> One could argue that we don’t really need PTP for that. NTP will do just fine. Well, we thought that too. But experiments we ran comparing our state-of-the-art NTP implementation and an early version of PTP showed a roughly 100x performance difference:
While I'm not necessarily against more accuracy/precision, what problems specifically are experiencing? They do mention some use cases of course:
> There are several additional use cases, including event tracing, cache invalidation, privacy violation detection improvements, latency compensation in the metaverse, and simultaneous execution in AI, many of which will greatly reduce hardware capacity requirements. This will keep us busy for years ahead.
But given that NTP (either ntpd or chrony) tends to give me an estimated error of around (tens of) 1e-6 seconds, and PTP can get down to 1e-9 seconds, I'm not sure how many data centre applications need that level of accuracy.

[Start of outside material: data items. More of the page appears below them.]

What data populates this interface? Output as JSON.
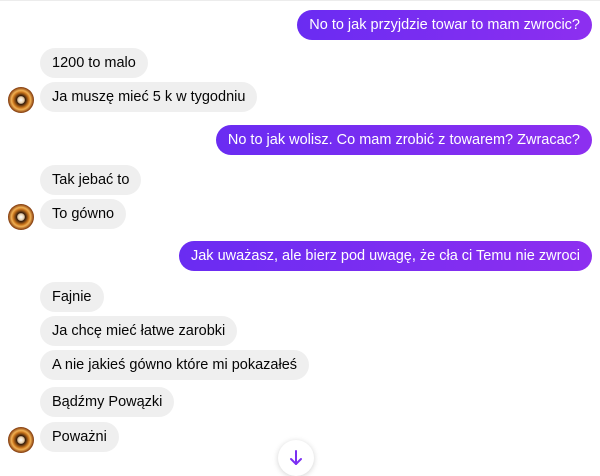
{
  "messages": [
    {
      "side": "out",
      "text": "No to jak przyjdzie towar to mam zwrocic?"
    },
    {
      "side": "in",
      "text": "1200 to malo"
    },
    {
      "side": "in",
      "text": "Ja muszę mieć 5 k w tygodniu"
    },
    {
      "side": "out",
      "text": "No to jak wolisz. Co mam zrobić z towarem? Zwracac?"
    },
    {
      "side": "in",
      "text": "Tak jebać to"
    },
    {
      "side": "in",
      "text": "To gówno"
    },
    {
      "side": "out",
      "text": "Jak uważasz, ale bierz pod uwagę, że cła ci Temu nie zwroci"
    },
    {
      "side": "in",
      "text": "Fajnie"
    },
    {
      "side": "in",
      "text": "Ja chcę mieć łatwe zarobki"
    },
    {
      "side": "in",
      "text": "A nie jakieś gówno które mi pokazałeś"
    },
    {
      "side": "in",
      "text": "Bądźmy Powązki"
    },
    {
      "side": "in",
      "text": "Poważni"
    }
  ],
  "icons": {
    "avatar": "contact-avatar",
    "scroll": "arrow-down-icon"
  },
  "colors": {
    "outgoing_start": "#6a2cf2",
    "outgoing_end": "#8d2ff0",
    "incoming": "#efefef",
    "background": "#ffffff"
  }
}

> We believe PTP will become the standard for keeping time in computer networks in the coming decades.
Given the special hardware needed for the grand master clock to get down to nanosecond time scales, I'm doubtful this will be used in most data centres of most corporate networks. Adm. Grace Hopper elegantly illustrates 'how long' a nanosecond is:
* https://www.youtube.com/watch?v=9eyFDBPk4Yw
How many things need to worry the latency of signal travelling ~300mm?